Box Plot outliers at Percentile Level rather than 1.5 x IQR

With ModifyBoxPlot, one can adjust the length of the whiskers in a boxplot quite easily, including: Min and Max Data, Inner Fences, One standard deviation, 9th and 91st percentiles, 2nd and 98th percentiles...

However, there does not seem to be an option to change the cutoff value for outliers accordingly. If 2nd and 98th percentiles are chosen as the whisker method, the whiskers overlap the outliers, and with 9th and 91st percentiles, there is a large gap between outliers and whiskers (see attached figures). Outliers being > or < 1.5*IQR seem to be hard-coded. 

Seeing that the length of the whiskers can be modified to reflect percentiles, it would be great to also have that same option for the outliers. 

Thanks,

Silvan

9th and 91st percentile method 2nd and 98th percentile method

So what you want is an option to say that outliers are "anything beyond the ends of the whiskers"? That leaves the question of what far outliers should be.

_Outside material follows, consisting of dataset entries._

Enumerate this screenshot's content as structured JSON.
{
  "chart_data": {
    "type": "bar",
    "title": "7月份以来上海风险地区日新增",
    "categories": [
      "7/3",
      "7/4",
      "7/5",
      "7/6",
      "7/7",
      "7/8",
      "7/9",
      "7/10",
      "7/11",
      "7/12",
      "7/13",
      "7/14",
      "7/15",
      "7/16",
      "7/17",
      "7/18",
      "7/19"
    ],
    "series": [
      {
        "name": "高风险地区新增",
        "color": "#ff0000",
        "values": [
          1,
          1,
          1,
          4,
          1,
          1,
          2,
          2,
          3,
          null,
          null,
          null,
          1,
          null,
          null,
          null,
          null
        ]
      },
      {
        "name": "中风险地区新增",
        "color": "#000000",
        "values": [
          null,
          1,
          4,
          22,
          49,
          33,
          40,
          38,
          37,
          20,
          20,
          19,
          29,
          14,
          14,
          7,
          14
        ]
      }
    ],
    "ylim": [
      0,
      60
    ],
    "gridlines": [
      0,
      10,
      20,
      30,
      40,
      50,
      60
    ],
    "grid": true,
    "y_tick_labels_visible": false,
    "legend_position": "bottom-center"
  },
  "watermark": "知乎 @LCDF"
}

I am quite happy to entertain enhancements to Igor's box plots. When I implemented them, I read Tukey and Googled images of box plots. The result is what you see- in particular, the definition of "outliers" and "far outliers" is straight out of Tukey.

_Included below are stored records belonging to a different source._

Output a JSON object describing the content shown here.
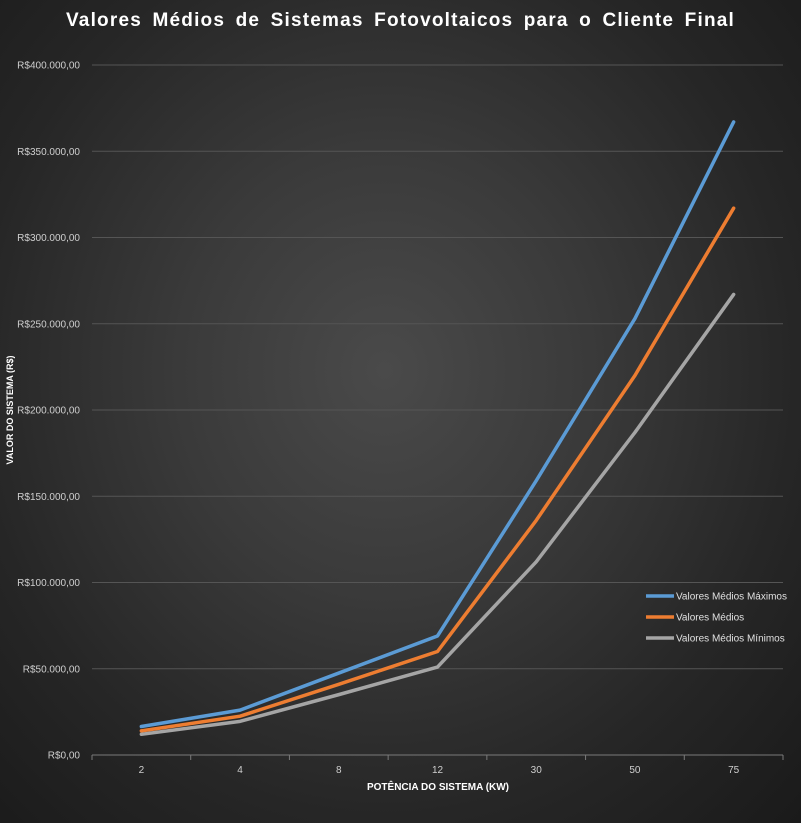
{
  "chart_data": {
    "type": "line",
    "title": "Valores  Médios  de  Sistemas  Fotovoltaicos  para  o  Cliente  Final",
    "xlabel": "POTÊNCIA DO SISTEMA (KW)",
    "ylabel": "VALOR DO SISTEMA (R$)",
    "categories": [
      "2",
      "4",
      "8",
      "12",
      "30",
      "50",
      "75"
    ],
    "y_ticks": [
      "R$0,00",
      "R$50.000,00",
      "R$100.000,00",
      "R$150.000,00",
      "R$200.000,00",
      "R$250.000,00",
      "R$300.000,00",
      "R$350.000,00",
      "R$400.000,00"
    ],
    "ylim": [
      0,
      400000
    ],
    "grid": true,
    "legend_position": "right",
    "series": [
      {
        "name": "Valores Médios Máximos",
        "color": "#5b9bd5",
        "values": [
          16500,
          26000,
          47500,
          69000,
          159000,
          253000,
          367000
        ]
      },
      {
        "name": "Valores Médios",
        "color": "#ed7d31",
        "values": [
          14000,
          22500,
          41000,
          60000,
          136000,
          220000,
          317000
        ]
      },
      {
        "name": "Valores Médios Mínimos",
        "color": "#a5a5a5",
        "values": [
          12000,
          19500,
          35000,
          51000,
          112000,
          187000,
          267000
        ]
      }
    ]
  }
}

Do you have a favorite source for descriptions of how box plots should be laid out?

Yes, exactly! Specifically, we would like our boxplots to indicate values such as 5th & 95th or 10th & 90th percentiles. We would have whiskers extending to those percentiles, and points outside that range would be considered outliers, with no particular distinction between outliers and far outliers. I've attached an example of what this would look like in a scientific publication in our field (ice nucleation processes in the atmosphere). 

To my knowledge, the idea of using percentiles in place of 1.5*IQR for the whiskers has been introduced by Cleveland in 1985, in "The elements of graphing data".

An implementation of his approach is also described in this document, section 3.5: https://journals.sagepub.com/doi/abs/10.1177/1536867X0900900309

 

I just ordered two Cleveland books. Your desire for arbitrary whisker ends specified as percentiles seems reasonable, and outliers that are simply everything beyond the whisker ends also seems reasonable. It might be possible to get it into 9; it's getting to the end of our development cycle.

That's great, thank you! I highly appreciate it. Do you have any suggestion for how we could work around this in the meantime? 

I hesitate to suggest it, but you can probably do what you want with the old Box Plot package, Windows->New->Packages->Box Plot. That package has it's own problems, but it may offer sufficient flexibility to achieve your plot.

Well, I have implemented some new box plot stuff for Igor 9. The ModifyBoxPlot operation will now accept two new options for whiskerMethod:

ModifyBoxPlot whiskerMethod={6, lowerPercentile, upperPercentile}
ModifyBoxPlot whiskerMethod={7, SDFactor}

Method 6 allows you to set the whisker ends at any arbitrary percentile. Method 7 allows you to request whisker ends at a given factor times the standard deviation.

I have also added a new keyword, outlierMethod:

ModifyBoxPlot outlierMethod=1
ModifyBoxPlot outlierMethod=2
ModifyBoxPlot outlierMethod={3, outlierSD, farOutlierSD}
ModifyBoxPlot outlierMethod={4, lowerFarOutlier, lowerOutlier, upperOutlier, upperFarOutlier}

 Method 1 is simply Tukey's original method, which is the only option in Igor 8.

Method 2 is what you were asking for: outliers are anything beyond the ends of the whiskers.

Method 3 sets outliers and far outliers as anything outside of mean += outlierSD*SD and mean +- farOutlierSD*SD

Method 4 sets outliers to be at any arbitrary cutoff in your data.

That sounds fantastic! Thank you. I look forward to having these new options, is there any way for us to use it before IGOR 9's release? 

We will be starting beta testing "soon". Presumably we will post something on Igor Forums or by email with an invitation to test.